Tidak semua terobosan dan pembaharuan yang telah dan nampaknya akan terus dilakukan MBS dinilai positif. Maklum, beliau hanyalah sekadar manusia.
Dalam tulisan ini yang akan diuraikan adalah cara MBS mengembalikan harta dan kekayaan Kerajaan yang pada hematnya telah dijarah secara tidak “halal” oleh sejumlah “oligarki” yang banyak di antaranya juga berdarah biru alias keturunan keluarga Kerajaan.
Gerakan Mengejutkan di Pagi Buta
Ternyata MBS tidak memerlukan KPK! Maklum sebagai Putra Raja dan Putra Mahkota banyak kewenangan yang berada dalam tangannya. Dan tampaknya kewenangan tersebut ingin dimanfaatkannya demi kepentingan kerajaan (rakyat?).
Sekejap sebelum jam berdenting menandakan waktu telah mendekati pukul 04:00 pagi (Waktu Ibukota Arab Saudi, Riyadh), telepon berdering. Pesan yang disampaikan kepada Pangeran Alwaleed bin Talal Al-Saud adalah Sri Baginda Raja ingin bertemu sesegera mungkin dengan keponakannya itu. “Silahkan segera datang,” kata petugas istana kepada Alwaleed.
Sudah sejak puluhan tahun Alwaleed dikenal oleh dunia sebagai seorang pengusaha Saudi yang sukses dan kaya raya.Dia terkenal dan dikenal dan tidak sedikit yang mendambakan untuk dapat mendekatinya, dan kemudian diketahui oleh orang lain, bahwa dia atau mereka adalah orang dekat Alwaleed.
Uncangnya seakan tidak punya batas. Dengan kekayaan waktu itu sekitar 18-miliar dolar (AS), di mata banyak orang-orang terkemuka di Eropa dan Amerika, Alwaleed adalah pengejawantahan dari “hartawan Saudi” – kaya raya, tampan dan bergelimangan dengan duit.

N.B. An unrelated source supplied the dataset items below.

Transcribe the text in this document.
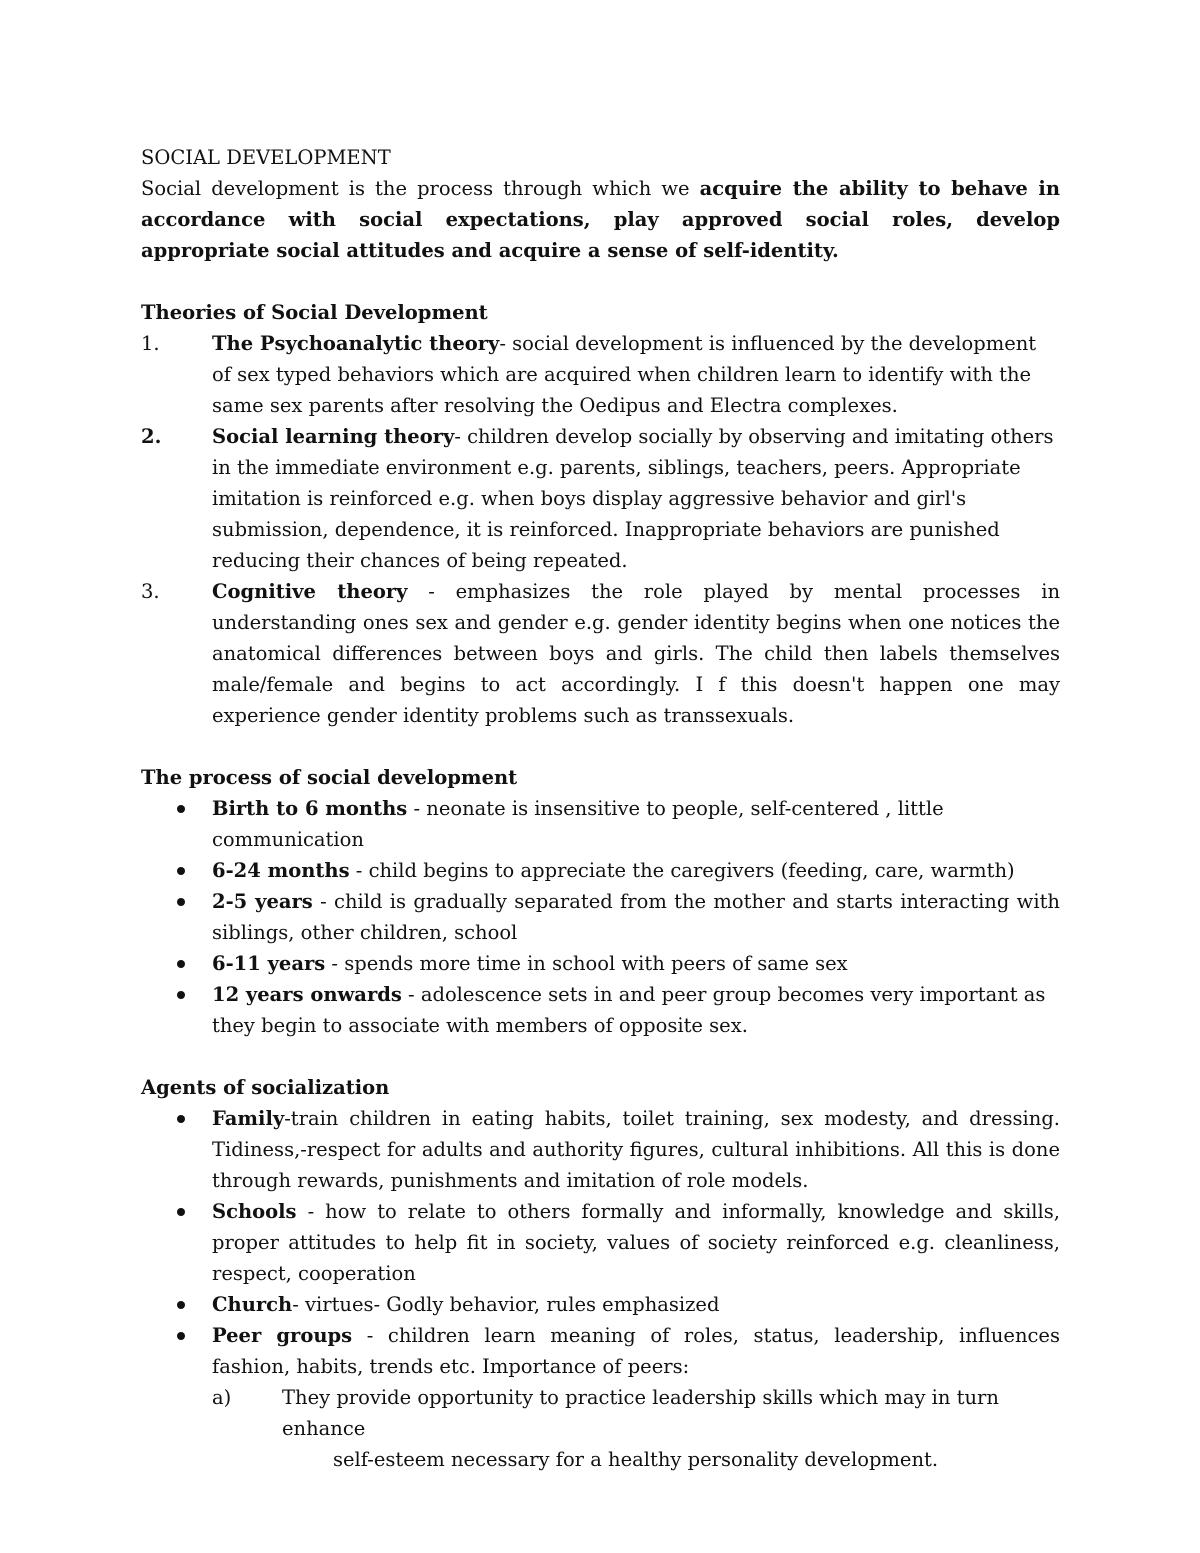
SOCIAL DEVELOPMENT

Social development is the process through which we acquire the ability to behave in accordance with social expectations, play approved social roles, develop appropriate social attitudes and acquire a sense of self-identity.

Theories of Social Development

1.	The Psychoanalytic theory- social development is influenced by the development of sex typed behaviors which are acquired when children learn to identify with the same sex parents after resolving the Oedipus and Electra complexes.

2.	Social learning theory- children develop socially by observing and imitating others in the immediate environment e.g. parents, siblings, teachers, peers. Appropriate imitation is reinforced e.g. when boys display aggressive behavior and girl's submission, dependence, it is reinforced. Inappropriate behaviors are punished reducing their chances of being repeated.

3.	Cognitive theory - emphasizes the role played by mental processes in understanding ones sex and gender e.g. gender identity begins when one notices the anatomical differences between boys and girls. The child then labels themselves male/female and begins to act accordingly. I f this doesn't happen one may experience gender identity problems such as transsexuals.

The process of social development

Birth to 6 months - neonate is insensitive to people, self-centered , little communication

6-24 months - child begins to appreciate the caregivers (feeding, care, warmth)

2-5 years - child is gradually separated from the mother and starts interacting with siblings, other children, school

6-11 years - spends more time in school with peers of same sex

12 years onwards - adolescence sets in and peer group becomes very important as they begin to associate with members of opposite sex.

Agents of socialization

Family-train children in eating habits, toilet training, sex modesty, and dressing. Tidiness,-respect for adults and authority figures, cultural inhibitions. All this is done through rewards, punishments and imitation of role models.

Schools - how to relate to others formally and informally, knowledge and skills, proper attitudes to help fit in society, values of society reinforced e.g. cleanliness, respect, cooperation

Church- virtues- Godly behavior, rules emphasized

Peer groups - children learn meaning of roles, status, leadership, influences fashion, habits, trends etc. Importance of peers:

a)	They provide opportunity to practice leadership skills which may in turn enhance
self-esteem necessary for a healthy personality development.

Dia memiliki “armada” pesawat udara, termasuk pesawat jet 747 yang di dalamnya terdapat kursi yang laksana takhta Kerajaan di tengah-tengah badan pesawat, dan sebuah kapal pesiar senilai 90-juta dolar yang lapang hingga dapat memuat 20 orang penumpang dengan nyaman dan dilayani oleh 30 orang awak terlatih dan cekatan.
Apabila melihat sesuatu yang disukainya maka Alwaleed akan membelinya sebanyak 20, biar pun sekiranya itu adalah mesin untuk berolahraga. Satu untuk di kediamannya, satu untuk di apartemennya, satu untuk di kapal pesiarnya dan seterusnya.

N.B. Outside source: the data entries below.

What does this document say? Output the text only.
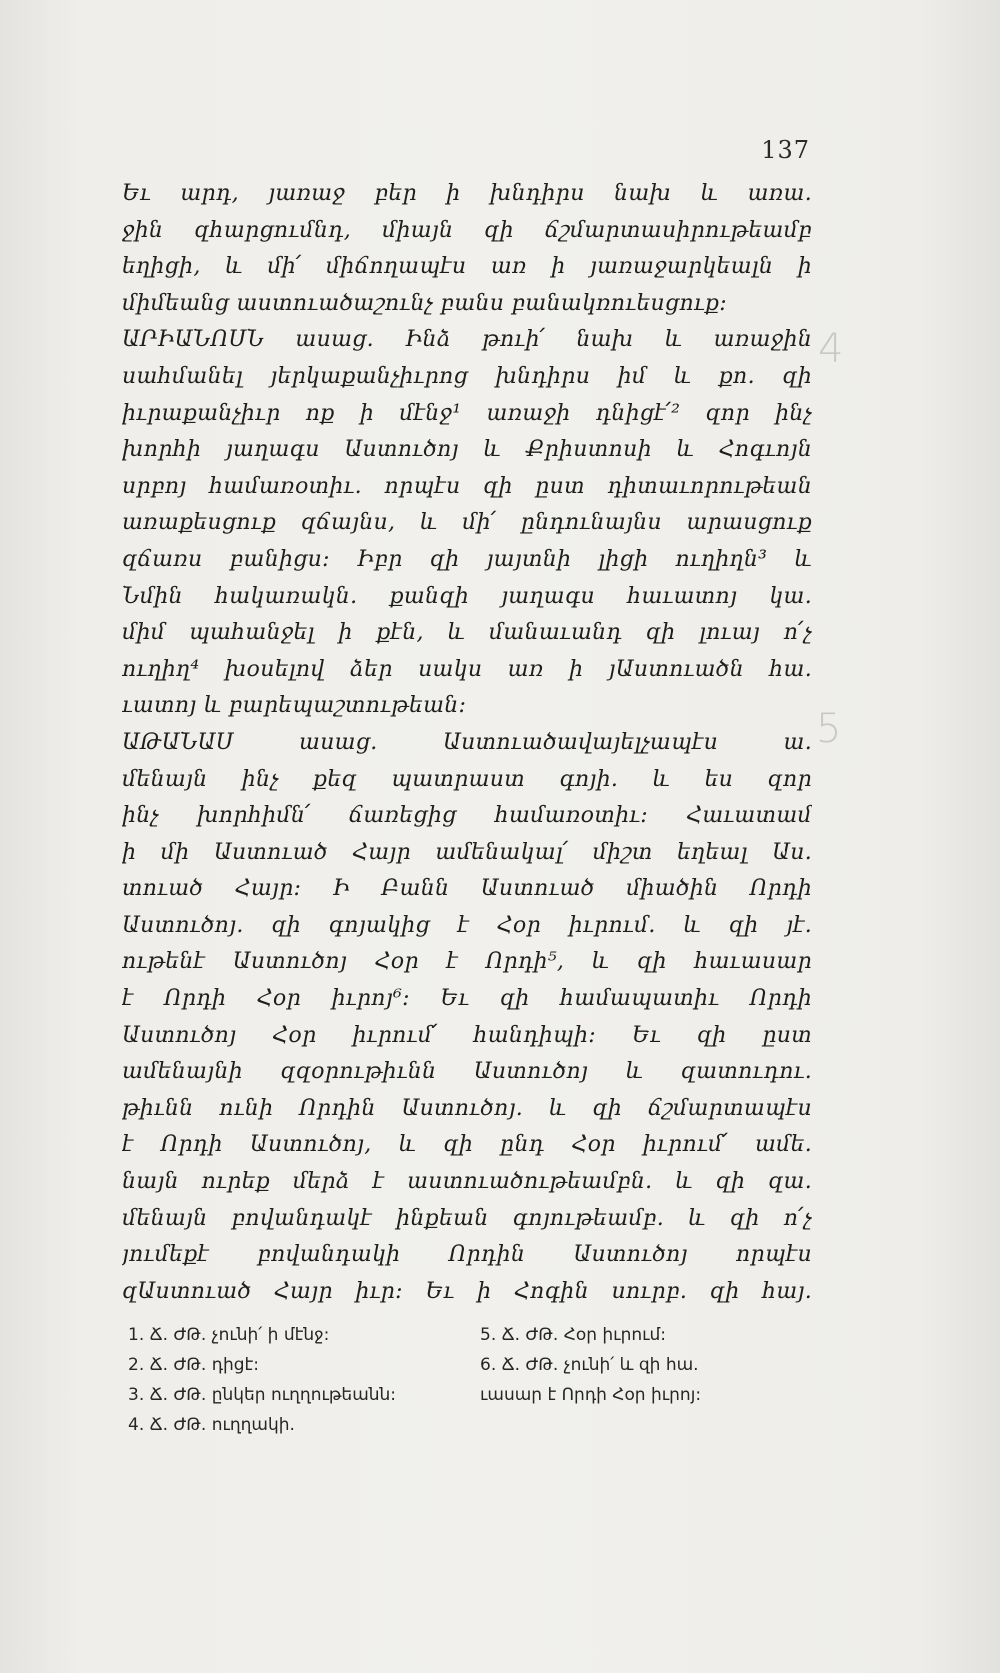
137
4
5
Եւ արդ, յառաջ բեր ի խնդիրս նախ և առա.
ջին զհարցումնդ, միայն զի ճշմարտասիրութեամբ
եղիցի, և մի՛ միճողապէս առ ի յառաջարկեալն ի
միմեանց աստուածաշունչ բանս բանակռուեսցուք:
ԱՐԻԱՆՈՍՆ ասաց. Ինձ թուի՛ նախ և առաջին
սահմանել յերկաքանչիւրոց խնդիրս իմ և քո. զի
իւրաքանչիւր ոք ի մէնջ¹ առաջի դնիցէ՛² զոր ինչ
խորհի յաղագս Աստուծոյ և Քրիստոսի և Հոգւոյն
սրբոյ համառօտիւ. որպէս զի ըստ դիտաւորութեան
առաքեսցուք զճայնս, և մի՛ ընդունայնս արասցուք
զճառս բանիցս: Իբր զի յայտնի լիցի ուղիղն³ և
Նմին հակառակն. քանզի յաղագս հաւատոյ կա.
միմ պահանջել ի քէն, և մանաւանդ զի լուայ ո՛չ
ուղիղ⁴ խօսելով ձեր սակս առ ի յԱստուածն հա.
ւատոյ և բարեպաշտութեան:
ԱԹԱՆԱՍ ասաց. Աստուածավայելչապէս ա.
մենայն ինչ քեզ պատրաստ գոյի. և ես զոր
ինչ խորհիմն՛ ճառեցից համառօտիւ: Հաւատամ
ի մի Աստուած Հայր ամենակալ՛ միշտ եղեալ Աս.
տուած Հայր: Ի Բանն Աստուած միածին Որդի
Աստուծոյ. զի գոյակից է Հօր իւրում. և զի յէ.
ութենէ Աստուծոյ Հօր է Որդի⁵, և զի հաւասար
է Որդի Հօր իւրոյ⁶: Եւ զի համապատիւ Որդի
Աստուծոյ Հօր իւրում՛ հանդիպի: Եւ զի ըստ
ամենայնի զզօրութիւնն Աստուծոյ և զատուդու.
թիւնն ունի Որդին Աստուծոյ. և զի ճշմարտապէս
է Որդի Աստուծոյ, և զի ընդ Հօր իւրում՛ ամե.
նայն ուրեք մերձ է աստուածութեամբն. և զի զա.
մենայն բովանդակէ ինքեան գոյութեամբ. և զի ո՛չ
յումեքէ բովանդակի Որդին Աստուծոյ որպէս
զԱստուած Հայր իւր: Եւ ի Հոգին սուրբ. զի հայ.
1. Ճ. ԺԹ. չունի՛ ի մէնջ:
2. Ճ. ԺԹ. դիցէ:
3. Ճ. ԺԹ. ընկեր ուղղութեանն:
4. Ճ. ԺԹ. ուղղակի.
5. Ճ. ԺԹ. Հօր իւրում:
6. Ճ. ԺԹ. չունի՛ և զի հա.
ւասար է Որդի Հօր իւրոյ:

Alwaleed memang bahagia dengan kekayaannya itu, dan di kantor-kantornya yang tersebar di berbagai penjuru dunia, seperti Riyadh, Paris dan New York, ia suka memperlihatkan kepada tamu-tamunya puluhan majalah dalam berbagai bahasa yang memuat tulisan (penuh pujian dan kekaguman) tentang dirinya.

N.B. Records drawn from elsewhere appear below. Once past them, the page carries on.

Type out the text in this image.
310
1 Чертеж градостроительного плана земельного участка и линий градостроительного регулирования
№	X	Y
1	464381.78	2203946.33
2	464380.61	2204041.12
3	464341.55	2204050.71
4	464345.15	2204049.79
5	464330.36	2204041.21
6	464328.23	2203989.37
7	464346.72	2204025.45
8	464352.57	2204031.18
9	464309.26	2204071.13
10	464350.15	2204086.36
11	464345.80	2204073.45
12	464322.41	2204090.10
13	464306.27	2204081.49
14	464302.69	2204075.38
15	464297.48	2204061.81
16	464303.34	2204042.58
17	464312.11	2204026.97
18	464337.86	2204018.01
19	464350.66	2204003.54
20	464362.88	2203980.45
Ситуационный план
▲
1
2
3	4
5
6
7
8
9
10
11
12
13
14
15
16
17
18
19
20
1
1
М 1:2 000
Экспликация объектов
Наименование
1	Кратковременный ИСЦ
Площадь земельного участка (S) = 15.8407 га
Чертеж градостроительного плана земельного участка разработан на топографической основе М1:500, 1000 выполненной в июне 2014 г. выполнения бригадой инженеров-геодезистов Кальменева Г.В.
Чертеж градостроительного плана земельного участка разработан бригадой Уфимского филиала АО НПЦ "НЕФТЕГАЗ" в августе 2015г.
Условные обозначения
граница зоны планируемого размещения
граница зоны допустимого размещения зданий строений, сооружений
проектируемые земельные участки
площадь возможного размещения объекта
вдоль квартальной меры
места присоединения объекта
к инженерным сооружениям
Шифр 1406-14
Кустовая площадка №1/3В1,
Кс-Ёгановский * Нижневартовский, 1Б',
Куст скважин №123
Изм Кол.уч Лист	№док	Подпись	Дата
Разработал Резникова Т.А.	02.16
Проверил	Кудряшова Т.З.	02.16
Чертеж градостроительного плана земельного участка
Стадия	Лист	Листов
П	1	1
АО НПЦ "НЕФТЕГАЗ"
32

Salah satu kegemarannya adalah meminum teh dari cangkir yang berhiasan foto wajahnya. Dia memiliki banyak usaha dan saham dalam tidak sedikit bisnis dari perbankan hingga perhotelan. Apabila melakukan perjalanan dia akan membawa dan disertai sampai 25 orang pembantu, termasuk juru-masak, petugas yang harus melakukan pembersihan dan tentu saja para penasihat bisnis.
Namun di tengah-tengah gelimangan kekayaan itu, di pagi sejuk bulan November tahun 2017 itu, niscayalah dia merasa merinding ketika mengenakan pakaian yang layak di tempat ia melakukan “retret” di gurun pasir di luar Ibukota Riyadh. Maklum pesan yang diterimanya adalah “Sri Baginda Raja ingin bertemu!”. Bahkan sekadar “kan dia anak presiden” saja bisa bikin Ketua Parpol di Indonesia gemetaran!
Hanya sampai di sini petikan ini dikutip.